What would lidar focusing give still photographers that current hybrid phase-detect + contrast-detect autofocus systems can't? Better low light performance?


Aren’t there, uhm, lenses that autofocus? I get that are more choices for third party manual focus lenses, and that they’re generally cheaper, but the amount of stuff they’re buying / having to haul around to make this solution work seems to be pretty intense.

I guess this is most interesting for people who already use a gimbal, which is a tool that stabilises your camera for video, because until now you couldn’t use manual focus lenses, or at least not change focus during the shot, because operating the lens manually will interfere with the gimbal’s operation.


Most lenses that autofocus are all about reaching that focus point as fast as possible in order to take a still photo. When you are focusing for video, you're often "pulling focus" (i.e. adjusting the depth where you're focusing) very slowly, and sometimes back and forth between two or more set distances [1]. No autofocus lens is going to know what the director or cinematographer had in mind for the shot. At best you can have AI which will follow a moving object, or look for eyes, but that doesn't solve the general case at all.

[1] https://en.wikipedia.org/wiki/Focus_puller


Right, I know that, I should maybe have been explicit but I was replying to a commenter who suggested this setup for stills.


Those lights make it almost look like a SIGGRAPH presentation video.

Big gotcha is probably that the LIDAR does not respect the object tracking but instead focuses on what's in the center of the FOV. The object tracking only moves the tracked object to the center, bringing the tracked object out of focus when you walk around while getting closer to the camera.
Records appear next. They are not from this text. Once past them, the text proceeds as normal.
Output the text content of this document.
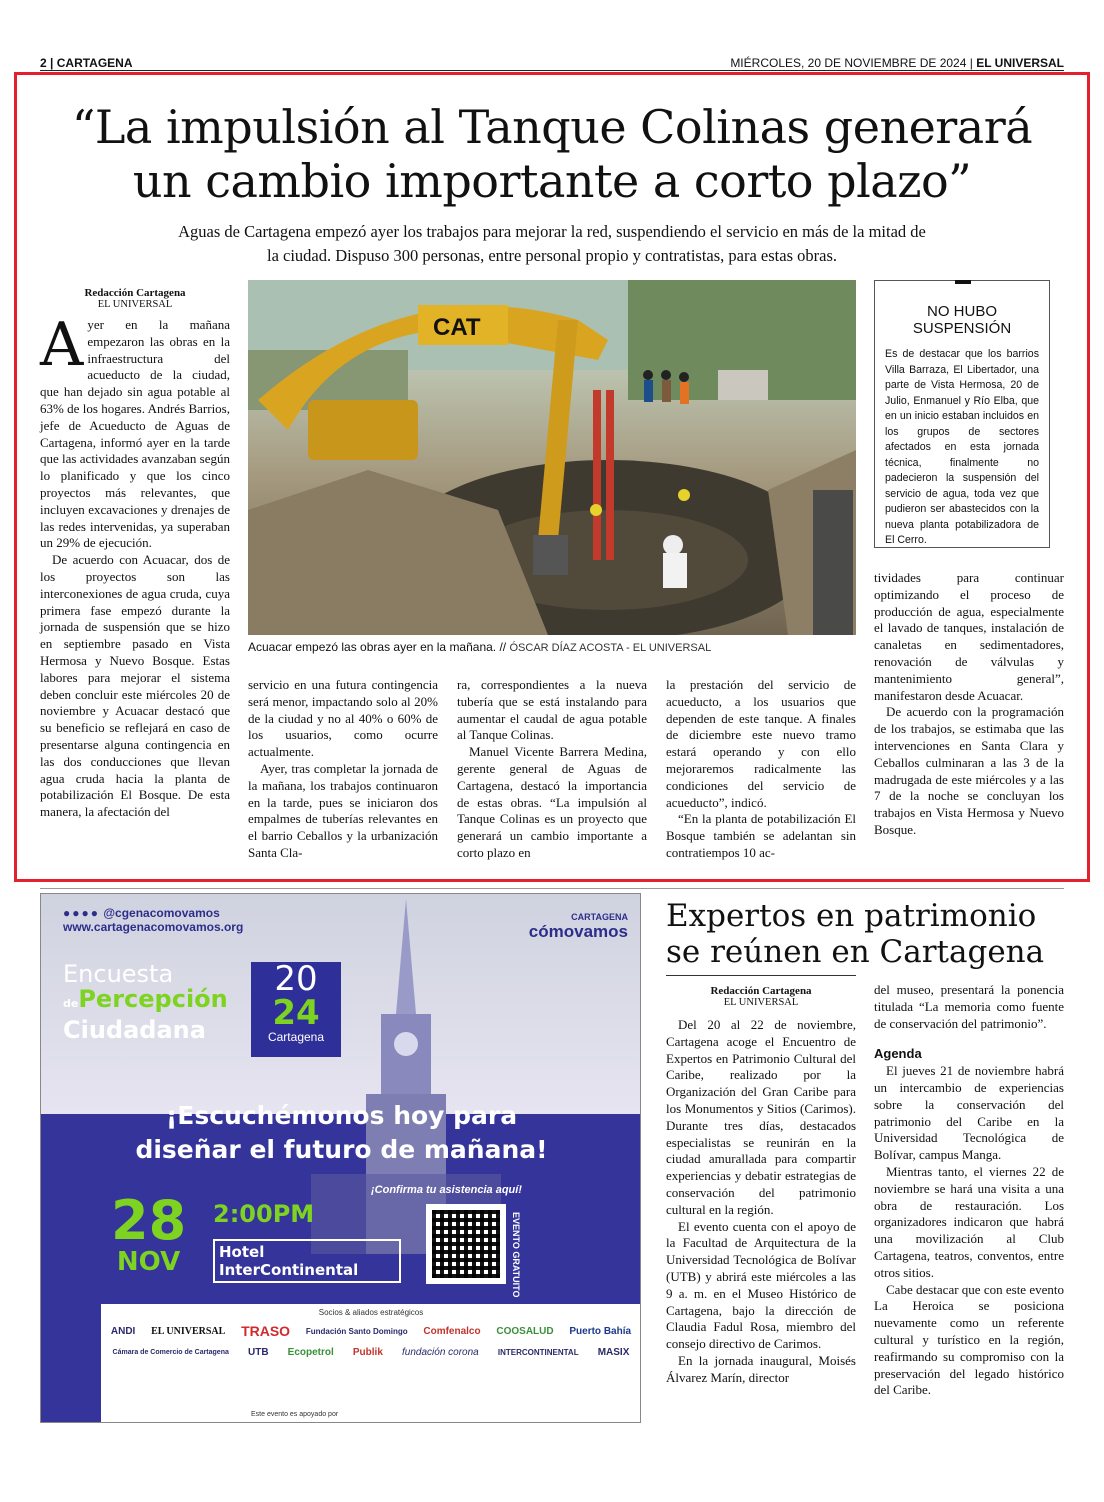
2 | CARTAGENA	MIÉRCOLES, 20 DE NOVIEMBRE DE 2024 | EL UNIVERSAL
“La impulsión al Tanque Colinas generará
un cambio importante a corto plazo”
Aguas de Cartagena empezó ayer los trabajos para mejorar la red, suspendiendo el servicio en más de la mitad de
la ciudad. Dispuso 300 personas, entre personal propio y contratistas, para estas obras.
Redacción Cartagena
EL UNIVERSAL

Ayer en la mañana empezaron las obras en la infraestructura del acueducto de la ciudad, que han dejado sin agua potable al 63% de los hogares. Andrés Barrios, jefe de Acueducto de Aguas de Cartagena, informó ayer en la tarde que las actividades avanzaban según lo planificado y que los cinco proyectos más relevantes, que incluyen excavaciones y drenajes de las redes intervenidas, ya superaban un 29% de ejecución.

De acuerdo con Acuacar, dos de los proyectos son las interconexiones de agua cruda, cuya primera fase empezó durante la jornada de suspensión que se hizo en septiembre pasado en Vista Hermosa y Nuevo Bosque. Estas labores para mejorar el sistema deben concluir este miércoles 20 de noviembre y Acuacar destacó que su beneficio se reflejará en caso de presentarse alguna contingencia en las dos conducciones que llevan agua cruda hacia la planta de potabilización El Bosque. De esta manera, la afectación del

CAT
Acuacar empezó las obras ayer en la mañana. // ÓSCAR DÍAZ ACOSTA - EL UNIVERSAL
NO HUBO
SUSPENSIÓN

Es de destacar que los barrios Villa Barraza, El Libertador, una parte de Vista Hermosa, 20 de Julio, Enmanuel y Río Elba, que en un inicio estaban incluidos en los grupos de sectores afectados en esta jornada técnica, finalmente no padecieron la suspensión del servicio de agua, toda vez que pudieron ser abastecidos con la nueva planta potabilizadora de El Cerro.

servicio en una futura contingencia será menor, impactando solo al 20% de la ciudad y no al 40% o 60% de los usuarios, como ocurre actualmente.

Ayer, tras completar la jornada de la mañana, los trabajos continuaron en la tarde, pues se iniciaron dos empalmes de tuberías relevantes en el barrio Ceballos y la urbanización Santa Cla-

ra, correspondientes a la nueva tubería que se está instalando para aumentar el caudal de agua potable al Tanque Colinas.

Manuel Vicente Barrera Medina, gerente general de Aguas de Cartagena, destacó la importancia de estas obras. “La impulsión al Tanque Colinas es un proyecto que generará un cambio importante a corto plazo en

la prestación del servicio de acueducto, a los usuarios que dependen de este tanque. A finales de diciembre este nuevo tramo estará operando y con ello mejoraremos radicalmente las condiciones del servicio de acueducto”, indicó.

“En la planta de potabilización El Bosque también se adelantan sin contratiempos 10 ac-

tividades para continuar optimizando el proceso de producción de agua, especialmente el lavado de tanques, instalación de canaletas en sedimentadores, renovación de válvulas y mantenimiento general”, manifestaron desde Acuacar.

De acuerdo con la programación de los trabajos, se estimaba que las intervenciones en Santa Clara y Ceballos culminaran a las 3 de la madrugada de este miércoles y a las 7 de la noche se concluyan los trabajos en Vista Hermosa y Nuevo Bosque.

●●●● @cgenacomovamos
www.cartagenacomovamos.org
CARTAGENA
cómovamos
Encuesta
dePercepción
Ciudadana
20
24
Cartagena
¡Escuchémonos hoy para
diseñar el futuro de mañana!
¡Confirma tu asistencia aquí!
28
NOV
2:00PM
Hotel
InterContinental	EVENTO GRATUITO
Socios & aliados estratégicos
ANDI EL UNIVERSAL TRASO Fundación Santo Domingo Comfenalco COOSALUD Puerto Bahía
Cámara de Comercio de Cartagena UTB Ecopetrol Publik fundación corona INTERCONTINENTAL MASIX
Este evento es apoyado por
Expertos en patrimonio
se reúnen en Cartagena
Redacción Cartagena
EL UNIVERSAL

Del 20 al 22 de noviembre, Cartagena acoge el Encuentro de Expertos en Patrimonio Cultural del Caribe, realizado por la Organización del Gran Caribe para los Monumentos y Sitios (Carimos). Durante tres días, destacados especialistas se reunirán en la ciudad amurallada para compartir experiencias y debatir estrategias de conservación del patrimonio cultural en la región.

El evento cuenta con el apoyo de la Facultad de Arquitectura de la Universidad Tecnológica de Bolívar (UTB) y abrirá este miércoles a las 9 a. m. en el Museo Histórico de Cartagena, bajo la dirección de Claudia Fadul Rosa, miembro del consejo directivo de Carimos.

En la jornada inaugural, Moisés Álvarez Marín, director

del museo, presentará la ponencia titulada “La memoria como fuente de conservación del patrimonio”.

Agenda

El jueves 21 de noviembre habrá un intercambio de experiencias sobre la conservación del patrimonio del Caribe en la Universidad Tecnológica de Bolívar, campus Manga.

Mientras tanto, el viernes 22 de noviembre se hará una visita a una obra de restauración. Los organizadores indicaron que habrá una movilización al Club Cartagena, teatros, conventos, entre otros sitios.

Cabe destacar que con este evento La Heroica se posiciona nuevamente como un referente cultural y turístico en la región, reafirmando su compromiso con la preservación del legado histórico del Caribe.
Put the LIDAR pack on an independent motorized 2-axis mount too.


At which point the LIDAR could be raster-scanned to build a monochrome image of the scene.
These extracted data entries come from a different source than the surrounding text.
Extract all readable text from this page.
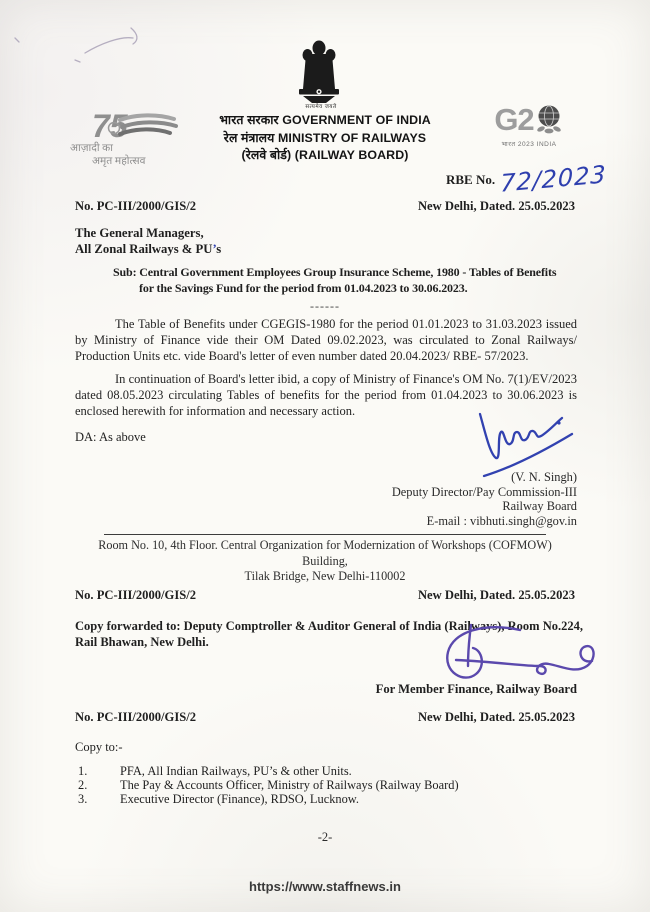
सत्यमेव जयते
75
आज़ादी का
अमृत महोत्सव
भारत सरकार GOVERNMENT OF INDIA
रेल मंत्रालय MINISTRY OF RAILWAYS
(रेलवे बोर्ड) (RAILWAY BOARD)
G2
भारत 2023 INDIA
RBE No. 72/2023
No. PC-III/2000/GIS/2	New Delhi, Dated. 25.05.2023
The General Managers,
All Zonal Railways & PU’s
Sub: Central Government Employees Group Insurance Scheme, 1980 - Tables of Benefits
for the Savings Fund for the period from 01.04.2023 to 30.06.2023.
------
The Table of Benefits under CGEGIS-1980 for the period 01.01.2023 to 31.03.2023 issued by Ministry of Finance vide their OM Dated 09.02.2023, was circulated to Zonal Railways/ Production Units etc. vide Board's letter of even number dated 20.04.2023/ RBE- 57/2023.
In continuation of Board's letter ibid, a copy of Ministry of Finance's OM No. 7(1)/EV/2023 dated 08.05.2023 circulating Tables of benefits for the period from 01.04.2023 to 30.06.2023 is enclosed herewith for information and necessary action.
DA: As above
(V. N. Singh)
Deputy Director/Pay Commission-III
Railway Board
E-mail : vibhuti.singh@gov.in
Room No. 10, 4th Floor. Central Organization for Modernization of Workshops (COFMOW) Building,
Tilak Bridge, New Delhi-110002
No. PC-III/2000/GIS/2	New Delhi, Dated. 25.05.2023
Copy forwarded to: Deputy Comptroller & Auditor General of India (Railways), Room No.224,
Rail Bhawan, New Delhi.
For Member Finance, Railway Board
No. PC-III/2000/GIS/2	New Delhi, Dated. 25.05.2023
Copy to:-
1.	PFA, All Indian Railways, PU’s & other Units.
2.	The Pay & Accounts Officer, Ministry of Railways (Railway Board)
3.	Executive Director (Finance), RDSO, Lucknow.
-2-
https://www.staffnews.in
Physically move the platform at the same time and you can start applying synthetic-aperture techniques used in radar processing.


I attempted to do this with a module for an arduino that measured distance with ultrasound and controlled a stepper motor (didn't have a servo motor that would have worked better). As a PoC, it worked in that if focus was set to a background object and then someone stepped in the direct line of the ultrasound, the stepper would turn in the correct direction to bring in focus. It was crazy telling the arduino where infinity was on the lens and then where near field focus limit was, and then keeping track of how many steps were moved. it was also complicated in that a focus lens is not a linear scale to get to infinity.
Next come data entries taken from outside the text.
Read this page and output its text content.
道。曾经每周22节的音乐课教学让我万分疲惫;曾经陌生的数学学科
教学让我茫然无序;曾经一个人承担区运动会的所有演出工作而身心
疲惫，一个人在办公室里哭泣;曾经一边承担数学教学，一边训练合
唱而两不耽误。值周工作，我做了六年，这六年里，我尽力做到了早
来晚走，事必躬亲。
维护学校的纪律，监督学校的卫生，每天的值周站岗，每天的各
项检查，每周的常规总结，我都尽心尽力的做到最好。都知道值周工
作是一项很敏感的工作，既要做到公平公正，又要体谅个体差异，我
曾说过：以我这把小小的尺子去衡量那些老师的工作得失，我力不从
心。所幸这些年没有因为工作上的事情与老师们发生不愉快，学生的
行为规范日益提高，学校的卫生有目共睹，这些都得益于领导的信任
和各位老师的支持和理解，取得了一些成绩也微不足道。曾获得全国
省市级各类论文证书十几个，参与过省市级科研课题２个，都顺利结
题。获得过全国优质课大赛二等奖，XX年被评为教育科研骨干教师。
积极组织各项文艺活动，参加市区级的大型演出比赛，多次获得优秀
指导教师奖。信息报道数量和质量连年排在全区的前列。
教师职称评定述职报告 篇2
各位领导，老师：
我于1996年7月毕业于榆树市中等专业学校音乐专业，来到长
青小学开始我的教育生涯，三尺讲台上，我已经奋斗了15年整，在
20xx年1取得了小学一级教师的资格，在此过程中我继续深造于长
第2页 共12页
all in all, it was a fun project to ultimately understand why CineTape[0] systems are so expensive.

[0]https://cinemaelec.com/products/cinetape_measure


Could you have someone walk towards the camera with a focus test card and form a map between the sensor and the focus data from the lens itself (FFT, etc)?

It would be something analogous to the 'learned indexes' paper.

You could then provide any tweening function to give you that focus feeling you need.

http://www.vldb.org/pvldb/vol13/p1162-ferragina.pdf

https://arxiv.org/abs/1712.01208


The problem was that the stepper motor was too slow to do anything worth messing with like this, so I ultimately wound up taking it all apart and reusing the components in other projects. I build different rigs for timelapse motion control so the steppers are perfect, but live action motion really needs the speed a servo can provide. I did take what I learned from that to building a motion control focus puller for time lapse that used the stepper from this test. This rig doesn't need to arbitrarily adjust focus and does a "dumb" move focus ring from point A to point B in predetermined amount of time. Much easier to program.


That sounds really great. I'd like to do that this winter with Rust on Arduino or Rust on a soft-core RISC-V. I have hacked up some PID loops in the past, but nothing using _actual_ math.


Somewhat tangentially related Apple said in their keynote that the iPhone Pro LIDAR will be used for autofocus in low light. Which is a problem I have experienced - I have found for low light sometimes easier to take a video with the flash permanently on to get better focus and then cut the pic out of the video.